Just as in the NetStreamTimeTrait class, the NetStreamPlayTrait class handles the NetStream.Play.Stop status code. As mentioned, the status code tends to get dispatched when it shouldn't, especially when continuously scrubbing and you happen to scrub to the end of the video. So, in the NetStreamPlayTrait class is that when this status code is dispatched, the following code is executed:

case NetStreamCodes.NETSTREAM_PLAY_STOP:
    // Fired when streaming connections buffer, but also when
    // progressive connections finish.  In the latter case, we
    // halt playback.
    if (urlResource != null &&
        NetStreamUtils.isRTMPStream(urlResource.url) == false)
    {
        // Explicitly stop to prevent the stream from restarting on seek();
        streamStarted = false;
        stop();
    }
    break;

So for progressive videos, the streamStarted property is set to false and the video is stopped. Confused, I followed the stop method around and determined that is just pauses the NetStream object. Then I looked around for where the streamStarted property is used and found it being used within the processPlayStateChange() method. From what I can tell it's used to denote if stream/video data exists in the NetStream object. Why would this be set to false for a progressive video's NetStream.Play.Stop status? Is not the video data still in memory? So I commented out that line and the code now looks like this:

case NetStreamCodes.NETSTREAM_PLAY_STOP:
    // Fired when streaming connections buffer, but also when
    // progressive connections finish.  In the latter case, we
    // halt playback.
    if (urlResource != null &&
        NetStreamUtils.isRTMPStream(urlResource.url) == false)
    {
        // Explicitly stop to prevent the stream from restarting on seek();
        //streamStarted = false;
        stop();
    }
    break;

Upon testing my video player my continuous scrubbing seems to behave properly! Woohoo! Now let me just say that I have not tested this extensively and I know that OSMF is still in development. I could very well have created a new bug by doing this, but at least things are behaving the way I would assume they would now.

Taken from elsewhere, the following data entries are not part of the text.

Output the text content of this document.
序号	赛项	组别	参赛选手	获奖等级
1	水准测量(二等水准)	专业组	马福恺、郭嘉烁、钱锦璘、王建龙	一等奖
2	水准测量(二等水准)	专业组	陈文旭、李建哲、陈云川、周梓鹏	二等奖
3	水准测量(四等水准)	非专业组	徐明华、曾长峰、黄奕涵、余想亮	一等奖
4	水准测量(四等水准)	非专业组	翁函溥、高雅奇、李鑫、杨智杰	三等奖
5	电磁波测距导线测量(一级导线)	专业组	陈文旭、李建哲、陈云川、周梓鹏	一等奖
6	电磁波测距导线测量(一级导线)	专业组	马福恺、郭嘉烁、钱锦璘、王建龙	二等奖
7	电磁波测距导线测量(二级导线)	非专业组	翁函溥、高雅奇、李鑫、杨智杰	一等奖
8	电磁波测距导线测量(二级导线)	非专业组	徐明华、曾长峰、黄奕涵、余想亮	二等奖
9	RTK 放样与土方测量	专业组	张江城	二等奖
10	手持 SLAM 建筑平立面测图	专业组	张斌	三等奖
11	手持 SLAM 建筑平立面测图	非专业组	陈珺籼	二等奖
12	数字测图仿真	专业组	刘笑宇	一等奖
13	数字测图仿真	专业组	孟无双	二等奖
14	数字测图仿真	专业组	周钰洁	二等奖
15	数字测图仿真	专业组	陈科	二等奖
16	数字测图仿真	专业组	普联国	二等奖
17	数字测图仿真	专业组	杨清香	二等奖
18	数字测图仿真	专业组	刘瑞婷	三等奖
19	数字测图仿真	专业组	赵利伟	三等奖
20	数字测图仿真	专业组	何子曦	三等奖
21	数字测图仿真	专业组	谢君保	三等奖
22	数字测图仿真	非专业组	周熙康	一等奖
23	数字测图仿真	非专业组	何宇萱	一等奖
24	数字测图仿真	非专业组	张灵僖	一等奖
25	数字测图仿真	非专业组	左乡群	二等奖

Comments (2) Trackbacks (1)
  1. Nice analysis! I believe we’ve already fixed the issue you found with NetStreamPlayTrait in the public trunk, but the NetStreamTimeTrait issue is new to me, and your fix looks like a good one. Can you file a bug (and include a link back to this blog entry)?

    https://bugs.adobe.com/jira/browse/FM

    Thanks!

    Brian Riggs – OSMF

  2. Sure thing, Brian. OSMF is looking great, by the way.